Um belo dia, ouvi uma pessoa se descrever com apenas dois adjetivos: perfeita e humilde! Não precisa dizer mais nada, né? Ou ela era perfeita o bastante para dizer que era humilde, ou modesta o suficiente para dizer que era perfeita. E você? Será que você poderia dizer o mesmo? Por que não?

No Sermão do Monte, depois de pedir a seus discípulos para oferecerem a outra face quando levarem um tapa, e a darem também a capa quando lhes tirarem a túnica, Jesus diz: Portanto, sejam perfeitos como perfeito é o Pai celestial de vocês (Mt 5.38).

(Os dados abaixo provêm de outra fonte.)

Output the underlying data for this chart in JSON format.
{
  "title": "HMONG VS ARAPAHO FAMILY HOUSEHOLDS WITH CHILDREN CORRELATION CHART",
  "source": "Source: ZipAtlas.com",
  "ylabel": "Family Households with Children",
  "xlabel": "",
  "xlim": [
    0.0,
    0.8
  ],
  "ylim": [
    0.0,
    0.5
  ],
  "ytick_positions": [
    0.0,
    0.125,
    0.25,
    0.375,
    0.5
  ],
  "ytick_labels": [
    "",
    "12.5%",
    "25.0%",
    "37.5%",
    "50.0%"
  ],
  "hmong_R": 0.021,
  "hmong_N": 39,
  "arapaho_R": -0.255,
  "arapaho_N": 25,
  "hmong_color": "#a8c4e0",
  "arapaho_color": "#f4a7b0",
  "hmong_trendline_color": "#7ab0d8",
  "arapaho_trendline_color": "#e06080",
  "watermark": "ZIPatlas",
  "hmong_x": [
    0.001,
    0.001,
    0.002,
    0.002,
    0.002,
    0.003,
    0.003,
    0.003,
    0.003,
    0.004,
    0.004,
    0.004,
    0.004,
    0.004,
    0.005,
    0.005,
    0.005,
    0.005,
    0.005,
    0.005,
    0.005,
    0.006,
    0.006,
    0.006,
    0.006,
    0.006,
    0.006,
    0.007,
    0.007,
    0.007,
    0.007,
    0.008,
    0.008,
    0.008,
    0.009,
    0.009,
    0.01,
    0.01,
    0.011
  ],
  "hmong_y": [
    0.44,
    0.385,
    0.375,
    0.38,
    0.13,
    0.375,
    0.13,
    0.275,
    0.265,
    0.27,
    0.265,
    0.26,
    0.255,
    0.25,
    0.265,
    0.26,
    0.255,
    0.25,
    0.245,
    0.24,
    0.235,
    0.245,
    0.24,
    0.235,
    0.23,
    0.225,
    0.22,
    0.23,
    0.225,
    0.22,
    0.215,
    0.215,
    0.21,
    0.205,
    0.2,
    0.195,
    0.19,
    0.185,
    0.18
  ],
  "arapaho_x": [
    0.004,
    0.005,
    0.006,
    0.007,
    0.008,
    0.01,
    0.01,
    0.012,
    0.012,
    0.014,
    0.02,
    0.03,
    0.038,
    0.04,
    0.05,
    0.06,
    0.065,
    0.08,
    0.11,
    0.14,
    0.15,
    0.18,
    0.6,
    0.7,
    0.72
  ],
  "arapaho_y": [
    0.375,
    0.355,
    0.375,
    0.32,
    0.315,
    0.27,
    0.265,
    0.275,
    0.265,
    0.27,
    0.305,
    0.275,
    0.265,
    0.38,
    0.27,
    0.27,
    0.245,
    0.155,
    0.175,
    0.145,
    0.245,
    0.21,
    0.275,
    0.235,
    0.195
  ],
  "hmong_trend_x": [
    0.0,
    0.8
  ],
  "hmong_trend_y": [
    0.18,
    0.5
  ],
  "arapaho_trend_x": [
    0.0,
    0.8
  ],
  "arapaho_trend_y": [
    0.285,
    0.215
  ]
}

Quão incapazes nós somos de ser perfeitos como Jesus pede aqui. Tem gente que tenta e até acha que consegue fazer tudo o que Jesus pede no Sermão do Monte. Quantas vezes nós mesmos não olhamos para a Lei de Deus e nos sentimos mais perfeitos que os outros? E é ai que está o problema.

A palavra “perfeito” que Jesus usa aqui tem o sentido de chegar ao destino, completar. Esta palavra tem a mesma raiz daquela outra palavra que Jesus usou na cruz minutos antes de morrer quando disse: “Tetelestai”, está consumado!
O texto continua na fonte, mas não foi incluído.